Jan 15, 2013

Perspectives from Abroad: The Harlem Parole Reentry Court from an Outside View

Here, at the Harlem Community Justice Center we believe wholeheartedly in looking at the lessons we can learn from international innovators in justice reform. While the efforts of justice reform advocates and organizations around the world may be divided by national borders, the important social and policy issues surrounding justice systems—such as poverty, race, youth engagement, housing, and economic development—are transnational. Thus, we welcome every opportunity to foster cross-national dialogue in the interest of examining strategies for controlling crime and delivering fairer, more efficient justice systems around the globe.

Recently, the Center had the pleasure of hosting Penal Reform International (PRI), an international non-governmental organization working to develop and promote culturally specific solutions to criminal justice and penal reform. Following her visit, Becky Randel, one of our visitors, wrote a piece reflecting on her experience at our Parole Reentry Court. Here is a short excerpt of her impressions:

“At the start of the programme, parolees undergo an in-depth needs assessment and a plan for the nine-month programme is developed for them, which includes referral of the parolee to a range of services – some of which may be required by the terms of his or her parole. Services can include cognitive behavioural therapy, counselling, drug therapy, assistance with housing problems, social welfare and employment. Importantly, the plan is organic and can change with the parolee’s circumstances, which are identified in the fortnightly Court progress reports. It is the consistent monitoring and flexibility of the programme to accommodate and support lives of parolees, which are often chaotic and unstructured, which makes it different from other programmes and which could be adopted to help prisoner reintegration in other countries.

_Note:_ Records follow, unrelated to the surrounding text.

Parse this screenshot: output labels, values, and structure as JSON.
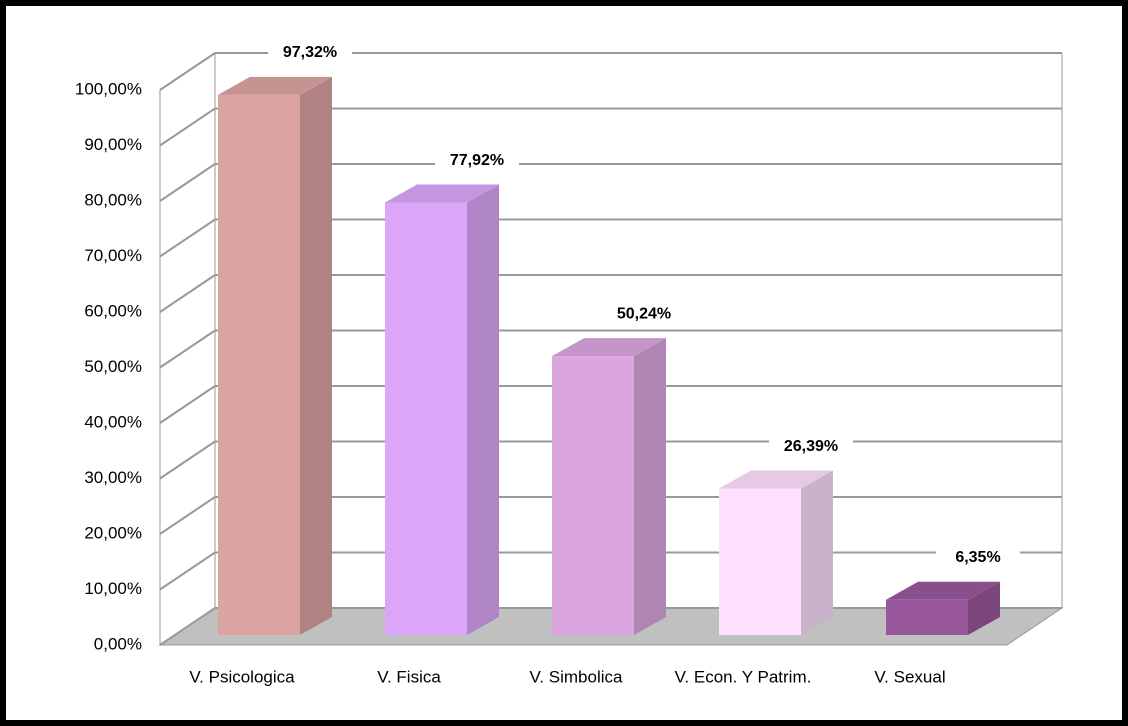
{
  "chart_data": {
    "type": "bar3d",
    "categories": [
      "V. Psicologica",
      "V. Fisica",
      "V. Simbolica",
      "V. Econ. Y Patrim.",
      "V. Sexual"
    ],
    "values": [
      97.32,
      77.92,
      50.24,
      26.39,
      6.35
    ],
    "value_labels": [
      "97,32%",
      "77,92%",
      "50,24%",
      "26,39%",
      "6,35%"
    ],
    "colors": [
      "#dca3a3",
      "#dba6fa",
      "#dba6e0",
      "#fde0fd",
      "#98579b"
    ],
    "ylim": [
      0,
      100
    ],
    "yticks": [
      {
        "value": 0,
        "label": "0,00%"
      },
      {
        "value": 10,
        "label": "10,00%"
      },
      {
        "value": 20,
        "label": "20,00%"
      },
      {
        "value": 30,
        "label": "30,00%"
      },
      {
        "value": 40,
        "label": "40,00%"
      },
      {
        "value": 50,
        "label": "50,00%"
      },
      {
        "value": 60,
        "label": "60,00%"
      },
      {
        "value": 70,
        "label": "70,00%"
      },
      {
        "value": 80,
        "label": "80,00%"
      },
      {
        "value": 90,
        "label": "90,00%"
      },
      {
        "value": 100,
        "label": "100,00%"
      }
    ],
    "grid": true
  }
}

Where violations of parole conditions do occur, everyone involved in the case decides collaboratively on an appropriate response, seeking to identify if the behaviour (eg. not attending drug treatment, not meeting with the parole officer) is increasing the risk of reoffending, or whether a change in services or any support can help the parolee meet his or her parole conditions.

One example given was a parolee who had stopped attending his drug treatment, a condition of his parole. When it was discussed during a Court progress report, it was revealed that a rival gang member was also attending the classes. Usually this kind of violation would land the parolee back in prison, but thanks to the Center’s collaborative and communicative approach, the issue was easily resolved and the parolee was moved to a different drug treatment centre, keeping him in the community and in a better position to complete his drug treatment successfully.”